Despite this, it seems Koreans can’t get enough of military-inspired shows on television. MBC television is enjoying impressive audience numbers for its weekend primetime show, “Real Men,” which puts a group of male entertainers through a military boot camp.
The biggest star of the show is Sam Hammington, an Australian funnyman with a fluent command of Korean. Putting this goofy foreigner into the thick of Korea’s macho military nonsense has proved to be primetime entertainment.
Men and women are equally digging the show, pollsters here say. According to one report, “Real Men” has a share of 5.9 percent of female television viewers among the shows airing in the same time frame and 5 percent of male viewers.
“Women don’t get enlisted, so the experience feels kind of fresh. Although most of the celebrities on Real Men, aside from Hammington, already completed their military duty, so watching them doing a fake version of it again is funny in itself,” said Choi Jung-won, a 31-year-old woman, who says she watches the show every Sunday.
“Particularly, Hammington’s clumsy actions bring the most laughs. Lots of men talked about how the food was terrible during their military days and, while the celebrities on Real Men are given a similar kind of food that isn’t exactly gourmet, I could understand why they were gobbling it down quickly after all the grueling physical stuff they had to go through.”
There are people who are disturbed by the success of shows like Real Men, which they believe softens criticism about Korean military life that could be more modern than it is.
While the situation has improved over the past years, Korean soldiers still experience unnecessary verbal and physical abuse and are tightly restricted from leaving their camps during free time or using mobile phones.

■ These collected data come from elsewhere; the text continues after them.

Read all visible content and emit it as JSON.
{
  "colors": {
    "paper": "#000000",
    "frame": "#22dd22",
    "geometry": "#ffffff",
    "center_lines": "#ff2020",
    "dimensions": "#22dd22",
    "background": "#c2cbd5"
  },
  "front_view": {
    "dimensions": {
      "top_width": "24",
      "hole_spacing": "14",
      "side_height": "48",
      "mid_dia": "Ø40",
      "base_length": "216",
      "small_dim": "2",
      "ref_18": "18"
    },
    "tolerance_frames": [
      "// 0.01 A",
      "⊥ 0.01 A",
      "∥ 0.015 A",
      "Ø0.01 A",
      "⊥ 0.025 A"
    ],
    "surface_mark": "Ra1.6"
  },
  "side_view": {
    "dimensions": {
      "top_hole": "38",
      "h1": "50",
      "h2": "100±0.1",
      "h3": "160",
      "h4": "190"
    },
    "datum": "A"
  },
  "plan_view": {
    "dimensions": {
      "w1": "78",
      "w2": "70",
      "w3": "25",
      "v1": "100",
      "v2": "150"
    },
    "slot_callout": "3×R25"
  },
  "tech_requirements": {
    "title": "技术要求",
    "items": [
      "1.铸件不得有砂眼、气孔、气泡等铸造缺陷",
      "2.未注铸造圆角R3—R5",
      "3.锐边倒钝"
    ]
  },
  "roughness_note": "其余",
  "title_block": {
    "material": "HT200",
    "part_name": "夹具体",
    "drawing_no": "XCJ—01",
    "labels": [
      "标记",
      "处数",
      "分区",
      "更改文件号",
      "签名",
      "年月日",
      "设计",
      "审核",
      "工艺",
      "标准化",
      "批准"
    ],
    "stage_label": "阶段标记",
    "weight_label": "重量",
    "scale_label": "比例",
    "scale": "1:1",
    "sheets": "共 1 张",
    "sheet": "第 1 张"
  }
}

“There are some exaggerated scenes on the show, but I still consider the portrayal as somewhat realistic. I empathize with the trouble they go through,” said Roh Ji-hoon, a 30-year-old who did his military service about a decade ago.
“All the impressions I received from my military life including the anxiety I felt when I entered training camp, a sensation of fear when I grabbed a rifle for the first time in my life, and the heart-thumping when I saw my superiors all there.”